24 May 2017 | News
Biologists at Shanghai Jiao Tong University in China found that germ line stem cells can restore fertility when transplanted into other mice. However, such a therapy is said to have a long way to go before it could help humans.
Sterilized female mice produced healthy babies after receiving a transplant of egg-generating stem cells from another mouse. It was reported in Molecular Therapy that if such a procedure worked in humans, although a distant prospect, it could help women with early menopause or chemotherapy induced infertility to conceive.
Developmental biologist Ji Wu and her colleagues at Shanghai Jiao Tong University in China took germ line stem cells from the ovaries of a 6-day old mouse, cultured them in a petri dish, and then transplanted those cells into the ovaries of sterilized adult mice.

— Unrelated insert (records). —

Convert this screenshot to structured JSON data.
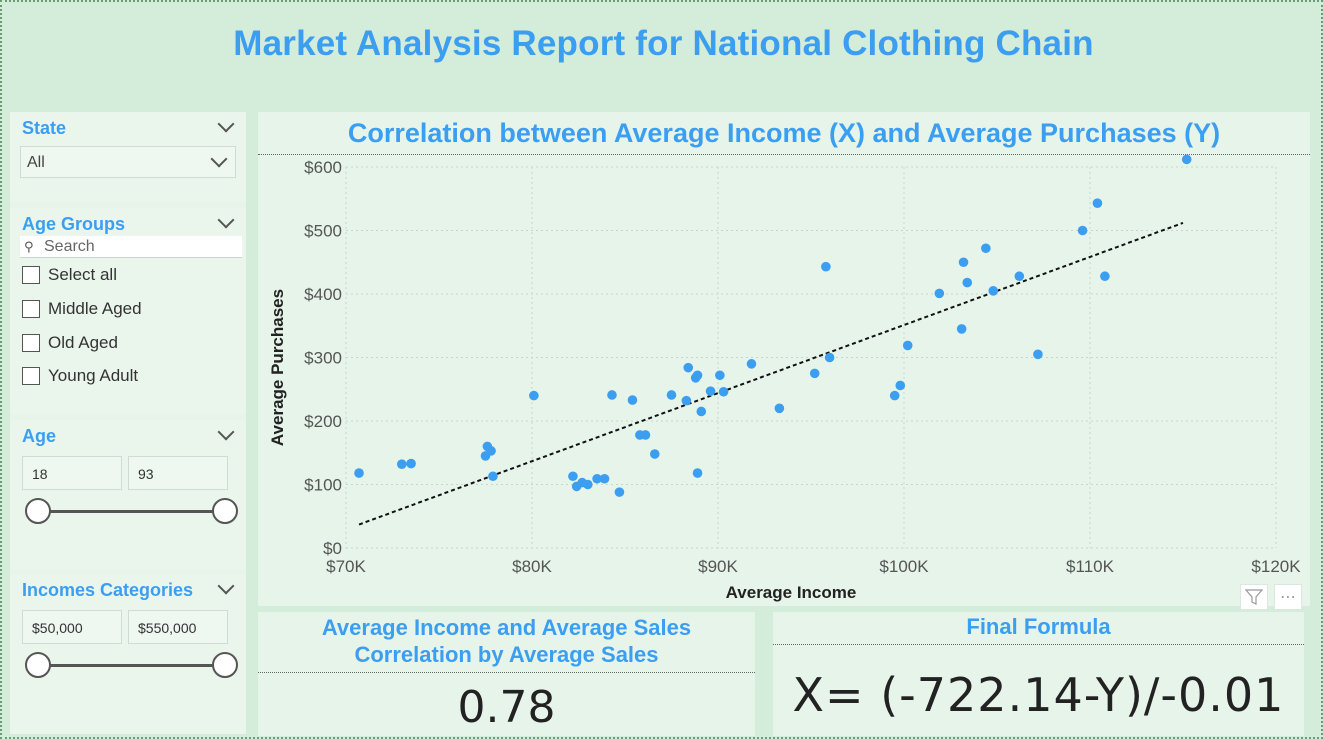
{
  "report": {
    "title": "Market Analysis Report for National Clothing Chain"
  },
  "filters": {
    "state": {
      "title": "State",
      "selected": "All"
    },
    "age_groups": {
      "title": "Age Groups",
      "search_placeholder": "Search",
      "options": [
        "Select all",
        "Middle Aged",
        "Old Aged",
        "Young Adult"
      ]
    },
    "age": {
      "title": "Age",
      "min": "18",
      "max": "93"
    },
    "income_categories": {
      "title": "Incomes Categories",
      "min": "$50,000",
      "max": "$550,000"
    }
  },
  "scatter_card": {
    "title": "Correlation between Average Income (X) and Average Purchases (Y)"
  },
  "kpi": {
    "title_line1": "Average Income and Average Sales",
    "title_line2": "Correlation by Average Sales",
    "value": "0.78"
  },
  "formula": {
    "title": "Final Formula",
    "value": "X= (-722.14-Y)/-0.01"
  },
  "icons": {
    "filter": "filter-icon",
    "more": "more-options-icon",
    "search": "search-icon",
    "dropdown": "chevron-down-icon"
  },
  "colors": {
    "accent": "#3b9ef0",
    "points": "#3b9ef0",
    "trend": "#111111",
    "background": "#d4ecda"
  },
  "chart_data": {
    "type": "scatter",
    "title": "",
    "xlabel": "Average Income",
    "ylabel": "Average Purchases",
    "xlim": [
      70000,
      120000
    ],
    "ylim": [
      0,
      600
    ],
    "x_ticks": [
      "$70K",
      "$80K",
      "$90K",
      "$100K",
      "$110K",
      "$120K"
    ],
    "y_ticks": [
      "$0",
      "$100",
      "$200",
      "$300",
      "$400",
      "$500",
      "$600"
    ],
    "x_tick_values": [
      70000,
      80000,
      90000,
      100000,
      110000,
      120000
    ],
    "y_tick_values": [
      0,
      100,
      200,
      300,
      400,
      500,
      600
    ],
    "grid": true,
    "trendline": {
      "style": "dotted",
      "from": [
        70700,
        37
      ],
      "to": [
        115000,
        512
      ]
    },
    "points": [
      [
        70700,
        118
      ],
      [
        73000,
        132
      ],
      [
        73500,
        133
      ],
      [
        77500,
        145
      ],
      [
        77600,
        160
      ],
      [
        77800,
        153
      ],
      [
        77900,
        113
      ],
      [
        80100,
        240
      ],
      [
        82200,
        113
      ],
      [
        82400,
        97
      ],
      [
        82700,
        103
      ],
      [
        83000,
        100
      ],
      [
        83500,
        109
      ],
      [
        83900,
        109
      ],
      [
        84300,
        241
      ],
      [
        84700,
        88
      ],
      [
        85400,
        233
      ],
      [
        85800,
        178
      ],
      [
        86100,
        178
      ],
      [
        86600,
        148
      ],
      [
        87500,
        241
      ],
      [
        88300,
        232
      ],
      [
        88400,
        284
      ],
      [
        88800,
        268
      ],
      [
        88900,
        272
      ],
      [
        88900,
        118
      ],
      [
        89100,
        215
      ],
      [
        89600,
        247
      ],
      [
        90100,
        272
      ],
      [
        90300,
        246
      ],
      [
        91800,
        290
      ],
      [
        93300,
        220
      ],
      [
        95200,
        275
      ],
      [
        95800,
        443
      ],
      [
        96000,
        300
      ],
      [
        99500,
        240
      ],
      [
        99800,
        256
      ],
      [
        100200,
        319
      ],
      [
        101900,
        401
      ],
      [
        103100,
        345
      ],
      [
        103200,
        450
      ],
      [
        103400,
        418
      ],
      [
        104400,
        472
      ],
      [
        104800,
        405
      ],
      [
        106200,
        428
      ],
      [
        107200,
        305
      ],
      [
        109600,
        500
      ],
      [
        110400,
        543
      ],
      [
        110800,
        428
      ],
      [
        115200,
        612
      ]
    ]
  }
}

There, the stem cells gradually moved to a spot just under the ovary’s surface, where they settled down and turned into eggs.
Five to eight weeks after the transplant, Wu and colleagues mated those mice with healthy males. Six of the eight stem cell recipients became pregnant, and went on to deliver healthy baby mice with normal-looking chromosomes.
The results show that germ line stem cells can indeed restore fertility when transplanted into other mice. However, such a therapy is said to have a long way to go before it could help humans. In an additional evidence, germ line stem cells collected from a very young female mice can still turn into viable eggs.
The fact that germ line stem cells can help sterile mice conceive marks a big step forward. Other projects are seeing similar positive results. Researchers at Children’s Hospital, Philadelphia developed an artificial womb that was used to save the lives of premature infants. In addition, news broke about a 3-D printed ovary which successfully produced healthy mouse pups.